Anyway, I've always been fascinated with the collector psychosis, so this isn't so much a "skateboards are super neat collectibles!" talking point as it is a half-ass thesis on the literal madness that collecting can be at times in direct relation to skateboards. But in the end it really was just an excuse so I could drive around California for another two years and root out all sorts of boards that are still in existence and have rarely or never been seen before.
Interview continues with more spreads after the jump.
Have you made any new acquisitions since the book was published?
No, hardly any in fact. Due to a rather major life transition at present I've had to reign in my idiocy and no longer have the disposable cash I once did—no pun intended. Luckily I was able to score most all of the boards I'd hoped to prior to suspending myself to the sidelines where I can do nothing but sit and watch everyone else have the fun.
How do you think the recent mass appeal of skateboarding has influenced skateboard art?
In the mass appeal sense...perhaps little to none? Well, that's not true, I guess. The more mass-market money that companies make the more they're able to help and support the artists creating the work, including the more "limited" projects which tend to be of a more arty nature. So the trickle down helps in the end, but art will always be a significant aspect of skateboarding with or without the mass appeal. Oddly enough, in some ways it was even better when there was no mass appeal, e.g. the more creative rip-off graphics from the early '90s that successfully slipped by under the legal radar.
What do you make of the limited edition craze that has turned skateboards into collectible prints to be hung on the wall rather than battered on the streets?
I go both ways, as I'm guilty of doing this myself, I suppose.

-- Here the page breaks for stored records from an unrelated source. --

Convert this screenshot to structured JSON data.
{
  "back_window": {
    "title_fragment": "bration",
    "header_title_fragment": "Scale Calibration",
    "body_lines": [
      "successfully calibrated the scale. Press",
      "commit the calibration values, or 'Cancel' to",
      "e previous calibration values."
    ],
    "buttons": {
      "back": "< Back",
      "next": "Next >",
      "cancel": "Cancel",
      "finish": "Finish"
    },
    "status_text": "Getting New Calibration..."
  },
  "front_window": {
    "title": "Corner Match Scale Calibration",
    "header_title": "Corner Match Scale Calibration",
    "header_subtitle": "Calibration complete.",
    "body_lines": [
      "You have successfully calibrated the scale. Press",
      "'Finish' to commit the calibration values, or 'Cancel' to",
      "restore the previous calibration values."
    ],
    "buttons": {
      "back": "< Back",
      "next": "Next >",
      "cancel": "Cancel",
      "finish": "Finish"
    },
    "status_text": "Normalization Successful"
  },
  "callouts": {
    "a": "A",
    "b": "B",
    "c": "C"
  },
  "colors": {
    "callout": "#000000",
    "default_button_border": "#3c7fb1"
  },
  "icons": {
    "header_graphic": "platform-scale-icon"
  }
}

On one hand it's great for the artists: they're getting recognized, they're getting paid (hopefully), and the medium keeps getting pushed in any number of creative directions. But on the other... what makes the boards of the '70s, '80s, and '90s so intriguing and collectible is that very few people had the thought or care to save any of these boards then. So today's "limited editions" are essentially a forced collectible commodity of sorts that will in no way be considered rare years from now because most everyone bought them expressly for holding onto them. But I guess that only really matters if someone is trying to work the investment angle...otherwise, fuck, skateboards make great wall-hangers—especially if you have an awkward, narrow wall space that you feel the burning need to fill with something.
You note early on that, in compiling the new book, you focused on pleasing yourself. By your own admission, you ran out of space to include boards post-2000. Do you hope to produce yet another follow up, or will you leave it to future collectors to present the New Testament?
No, I don't think so. A few people have already picked up that torch and, to be honest, my heart lies in the '80s and '90s of skateboarding, where I think I've pretty much covered everything I possibly could. Obviously I still appreciate what's being printed on the bottom of skateboards, but it's not enough to devote another two years of my life to it, or at least not in book form. I did, however, recently start up a little "life after books" blog about skateboards and the art upon them, so that's probably where I'll be getting my OCD fix from now on.